September 11, 2026: Mandatory reporting of actively exploited vulnerabilities within 24 hours. This is the deadline US companies are most focused on because it requires operational readiness — not just policy, but functioning triage-to-report workflows.
December 11, 2027: Full application of all cybersecurity requirements and mandatory CE marking. By this date, products must demonstrate secure-by-design, vulnerability handling, and ongoing support commitments.
The 24-Hour Vulnerability Reporting Challenge
September 2026 is the immediate operational challenge. When an actively exploited vulnerability is discovered in your product, you have 24 hours to submit an early warning to EU authorities. This isn't a policy exercise — it requires engineering teams to have automated vulnerability detection in their CI/CD pipeline, pre-built triage workflows that can classify severity within hours, documented escalation paths from engineering to legal to regulatory affairs, and template-ready reporting that can be submitted to ENISA within the window.
Most US companies don't have this infrastructure. The ones that do have it built it for SOC 2 or FedRAMP — and even those teams are finding CRA's 24-hour window significantly tighter than anything they've operated under before.

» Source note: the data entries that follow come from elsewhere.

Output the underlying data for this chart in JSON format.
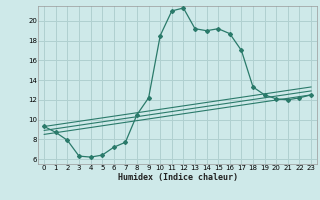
{
  "xlabel": "Humidex (Indice chaleur)",
  "background_color": "#cee9e9",
  "grid_color": "#b0d0d0",
  "line_color": "#2a7a6a",
  "xlim": [
    -0.5,
    23.5
  ],
  "ylim": [
    5.5,
    21.5
  ],
  "xticks": [
    0,
    1,
    2,
    3,
    4,
    5,
    6,
    7,
    8,
    9,
    10,
    11,
    12,
    13,
    14,
    15,
    16,
    17,
    18,
    19,
    20,
    21,
    22,
    23
  ],
  "yticks": [
    6,
    8,
    10,
    12,
    14,
    16,
    18,
    20
  ],
  "series": [
    {
      "x": [
        0,
        1,
        2,
        3,
        4,
        5,
        6,
        7,
        8,
        9,
        10,
        11,
        12,
        13,
        14,
        15,
        16,
        17,
        18,
        19,
        20,
        21,
        22,
        23
      ],
      "y": [
        9.3,
        8.7,
        7.9,
        6.3,
        6.2,
        6.4,
        7.2,
        7.7,
        10.5,
        12.2,
        18.5,
        21.0,
        21.3,
        19.2,
        19.0,
        19.2,
        18.7,
        17.0,
        13.3,
        12.5,
        12.1,
        12.0,
        12.2,
        12.5
      ]
    },
    {
      "x": [
        0,
        23
      ],
      "y": [
        8.5,
        12.5
      ]
    },
    {
      "x": [
        0,
        23
      ],
      "y": [
        8.9,
        12.9
      ]
    },
    {
      "x": [
        0,
        23
      ],
      "y": [
        9.3,
        13.3
      ]
    }
  ]
}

SBOMs: The Foundation You Can't Skip
The CRA requires a machine-readable Software Bill of Materials for every product with digital elements. Without an SBOM, you cannot meet the September 2026 vulnerability reporting obligations — because you won't know whether a newly discovered vulnerability affects your product's components.
US engineering teams are investing in automated SBOM generation integrated into their build pipelines. The SBOM must be kept current — not generated once and filed. Every dependency update, every transitive dependency change, needs to be reflected. This is a practice maturity issue: teams with strong dependency management practices can generate SBOMs as a natural output; teams without them face a significant tooling and process gap.
End-of-Life Dependencies: Technical Debt Becomes Legal Liability
The CRA turns what was previously an engineering inconvenience into a legal obligation. If your product ships with end-of-life frameworks — legacy versions of Node.js, AngularJS, Vue 2, or any dependency no longer receiving security patches — you're shipping a product that can't meet CRA vulnerability handling requirements.
US manufacturers are searching for commercial support providers that offer patched versions of abandoned frameworks. But the longer-term solution is practice maturity around dependency lifecycle management — knowing what you depend on, tracking end-of-life dates, and budgeting upgrades as a compliance obligation rather than an engineering preference.
CE Marking and Conformity Assessment
Approximately 90% of products can self-assess conformity. The remaining products — those classified as "important" (Class I) or "critical" (Class II) — require third-party audits from accredited Conformity Assessment Bodies. Higher-risk categories include industrial control systems, password managers, firewalls, VPNs, and operating systems.
Even for self-assessed products, the evidence burden is substantial. You must demonstrate secure default settings, mandatory encryption, vulnerability handling procedures, and support commitments covering the product's expected lifetime (minimum five years).
Mapping US Standards to CRA Requirements
US companies with NIST SP 800-218 (Secure Software Development Framework) compliance have a significant head start. The SSDF's secure-by-design principles align well with CRA requirements. However, the gaps are real: NIST doesn't mandate the 24-hour reporting window, doesn't require machine-readable SBOMs with every release, and doesn't impose product lifetime support obligations.
The financial risk for non-compliance is substantial — fines of up to €15 million or 2.5% of total annual global revenue, a penalty structure deliberately modelled on GDPR.
Practice Maturity Is Your Compliance Foundation
Every CRA requirement maps back to engineering practice maturity. SBOM generation requires dependency management practices. Vulnerability reporting requires detection and incident response practices. Secure-by-design requires security review and testing practices. CE marking evidence requires documentation and release management practices. The teams that will meet these deadlines without heroic effort are the teams whose foundational practices are already in place.